Weitere durch Krankheit verursachte aber ohne Zusammenhang mit der Behinderung stehende Aufwendungen können als außergewöhnliche Belastungen (KZ 730 - mit Selbstbehalt) gemäß § 34 Abs. 4 EStG 1988 abgezogen werden: 177,10 Euro.
3.2. Zu Spruchpunkt II. (Revision)
Gegen ein Erkenntnis des Bundesfinanzgerichtes ist die Revision zulässig, wenn sie von der Lösung einer Rechtsfrage abhängt, der grundsätzliche Bedeutung zukommt, insbesondere weil das Erkenntnis von der Rechtsprechung des Verwaltungsgerichtshofes abweicht, eine solche Rechtsprechung fehlt oder die zu lösende Rechtsfrage in der bisherigen Rechtsprechung des Verwaltungsgerichtshofes nicht einheitlich beantwortet wird.

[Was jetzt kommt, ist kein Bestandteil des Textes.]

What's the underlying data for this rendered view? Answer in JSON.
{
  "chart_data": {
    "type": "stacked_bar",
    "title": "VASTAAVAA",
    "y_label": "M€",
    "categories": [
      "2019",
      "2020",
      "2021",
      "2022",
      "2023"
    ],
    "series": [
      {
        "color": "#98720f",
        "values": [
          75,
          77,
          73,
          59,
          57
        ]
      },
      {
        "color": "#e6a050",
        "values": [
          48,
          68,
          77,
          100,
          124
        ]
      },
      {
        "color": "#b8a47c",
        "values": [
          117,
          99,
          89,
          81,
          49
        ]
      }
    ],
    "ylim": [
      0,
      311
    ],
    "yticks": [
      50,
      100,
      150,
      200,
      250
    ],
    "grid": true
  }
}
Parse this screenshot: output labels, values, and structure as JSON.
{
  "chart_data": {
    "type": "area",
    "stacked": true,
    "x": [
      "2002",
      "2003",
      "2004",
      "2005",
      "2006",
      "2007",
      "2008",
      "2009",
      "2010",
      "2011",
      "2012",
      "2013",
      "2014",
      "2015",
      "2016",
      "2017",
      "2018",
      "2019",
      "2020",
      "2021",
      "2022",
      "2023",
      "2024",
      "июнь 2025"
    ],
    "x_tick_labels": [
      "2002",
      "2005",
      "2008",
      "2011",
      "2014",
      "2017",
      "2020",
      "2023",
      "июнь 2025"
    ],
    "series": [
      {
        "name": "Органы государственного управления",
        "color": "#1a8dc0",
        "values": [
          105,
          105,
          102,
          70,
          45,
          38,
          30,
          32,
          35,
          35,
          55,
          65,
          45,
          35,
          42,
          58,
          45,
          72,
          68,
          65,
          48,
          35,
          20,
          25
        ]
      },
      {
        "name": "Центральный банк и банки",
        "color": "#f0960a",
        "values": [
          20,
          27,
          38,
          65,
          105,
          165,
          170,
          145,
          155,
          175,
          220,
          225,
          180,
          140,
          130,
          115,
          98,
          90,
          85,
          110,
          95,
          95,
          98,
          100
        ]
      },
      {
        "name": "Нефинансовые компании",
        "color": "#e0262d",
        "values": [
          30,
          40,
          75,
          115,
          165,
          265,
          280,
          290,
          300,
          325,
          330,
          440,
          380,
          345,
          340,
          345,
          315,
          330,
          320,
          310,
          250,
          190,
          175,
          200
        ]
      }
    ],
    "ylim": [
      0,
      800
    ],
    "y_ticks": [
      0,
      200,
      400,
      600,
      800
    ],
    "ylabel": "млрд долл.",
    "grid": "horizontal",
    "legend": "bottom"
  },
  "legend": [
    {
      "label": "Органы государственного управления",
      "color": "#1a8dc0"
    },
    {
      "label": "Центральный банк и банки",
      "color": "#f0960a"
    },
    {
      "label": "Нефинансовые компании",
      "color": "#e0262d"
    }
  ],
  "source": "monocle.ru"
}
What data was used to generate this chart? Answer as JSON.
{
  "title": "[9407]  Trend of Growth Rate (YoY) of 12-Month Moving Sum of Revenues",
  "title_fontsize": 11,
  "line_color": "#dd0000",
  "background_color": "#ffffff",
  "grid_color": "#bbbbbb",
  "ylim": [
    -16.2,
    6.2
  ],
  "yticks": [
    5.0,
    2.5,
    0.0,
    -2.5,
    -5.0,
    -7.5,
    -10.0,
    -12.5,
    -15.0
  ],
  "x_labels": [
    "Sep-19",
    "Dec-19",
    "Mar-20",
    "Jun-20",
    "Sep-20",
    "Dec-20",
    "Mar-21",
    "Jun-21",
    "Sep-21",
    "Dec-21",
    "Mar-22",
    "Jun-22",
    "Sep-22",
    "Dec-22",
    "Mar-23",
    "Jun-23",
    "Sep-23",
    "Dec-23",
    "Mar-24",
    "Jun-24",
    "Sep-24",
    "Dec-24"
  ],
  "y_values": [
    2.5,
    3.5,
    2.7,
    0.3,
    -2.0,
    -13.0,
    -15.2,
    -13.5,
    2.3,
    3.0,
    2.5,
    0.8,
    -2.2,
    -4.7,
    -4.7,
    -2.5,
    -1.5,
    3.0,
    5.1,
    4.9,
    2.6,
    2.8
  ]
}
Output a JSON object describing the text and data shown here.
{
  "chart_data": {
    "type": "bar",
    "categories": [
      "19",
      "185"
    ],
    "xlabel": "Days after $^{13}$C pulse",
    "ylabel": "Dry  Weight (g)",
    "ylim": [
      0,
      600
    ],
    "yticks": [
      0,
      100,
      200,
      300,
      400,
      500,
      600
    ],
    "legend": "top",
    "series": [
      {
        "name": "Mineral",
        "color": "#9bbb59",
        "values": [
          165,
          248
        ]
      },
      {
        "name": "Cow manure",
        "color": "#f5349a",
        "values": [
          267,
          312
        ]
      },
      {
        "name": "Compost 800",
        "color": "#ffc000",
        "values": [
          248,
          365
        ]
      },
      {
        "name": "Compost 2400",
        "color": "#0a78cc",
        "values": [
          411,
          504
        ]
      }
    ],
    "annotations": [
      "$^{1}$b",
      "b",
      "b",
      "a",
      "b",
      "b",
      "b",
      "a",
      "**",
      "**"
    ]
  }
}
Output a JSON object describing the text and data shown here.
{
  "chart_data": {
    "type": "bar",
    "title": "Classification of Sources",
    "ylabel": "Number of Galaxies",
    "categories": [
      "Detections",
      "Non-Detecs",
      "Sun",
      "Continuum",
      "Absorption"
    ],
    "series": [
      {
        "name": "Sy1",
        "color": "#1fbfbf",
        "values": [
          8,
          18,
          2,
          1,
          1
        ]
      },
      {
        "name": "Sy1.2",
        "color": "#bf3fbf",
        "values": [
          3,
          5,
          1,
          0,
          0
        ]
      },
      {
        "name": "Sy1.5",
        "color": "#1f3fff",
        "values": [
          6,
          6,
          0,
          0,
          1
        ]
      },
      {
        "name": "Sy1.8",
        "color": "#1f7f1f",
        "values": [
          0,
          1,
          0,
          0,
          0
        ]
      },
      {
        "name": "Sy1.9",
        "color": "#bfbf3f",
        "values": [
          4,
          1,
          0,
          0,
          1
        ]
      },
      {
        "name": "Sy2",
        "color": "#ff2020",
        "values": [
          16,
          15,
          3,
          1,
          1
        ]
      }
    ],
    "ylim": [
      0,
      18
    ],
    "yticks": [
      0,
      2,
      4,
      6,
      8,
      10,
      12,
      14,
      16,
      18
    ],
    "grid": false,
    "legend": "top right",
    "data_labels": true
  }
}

Weil im vorliegenden Fall entscheidungswesentlich die in freier Beweiswürdigung vorgenommene Feststellung des maßgeblichen Sachverhaltes war, liegen die Voraussetzungen für eine Revisionszulassung nach Art. 133 Abs. 4 B-VG nicht vor. Des Weiteren ist das Bundesfinanzgericht in seiner Entscheidung auch nicht von der unter Punkt 3.1. angeführten strengen Judikaturlinie des Verwaltungsgerichtshofes zu außergewöhnlichen Belastungen abgewichen.
Es war daher gemäß § 25a Abs. 1 VwGG spruchgemäß zu entscheiden.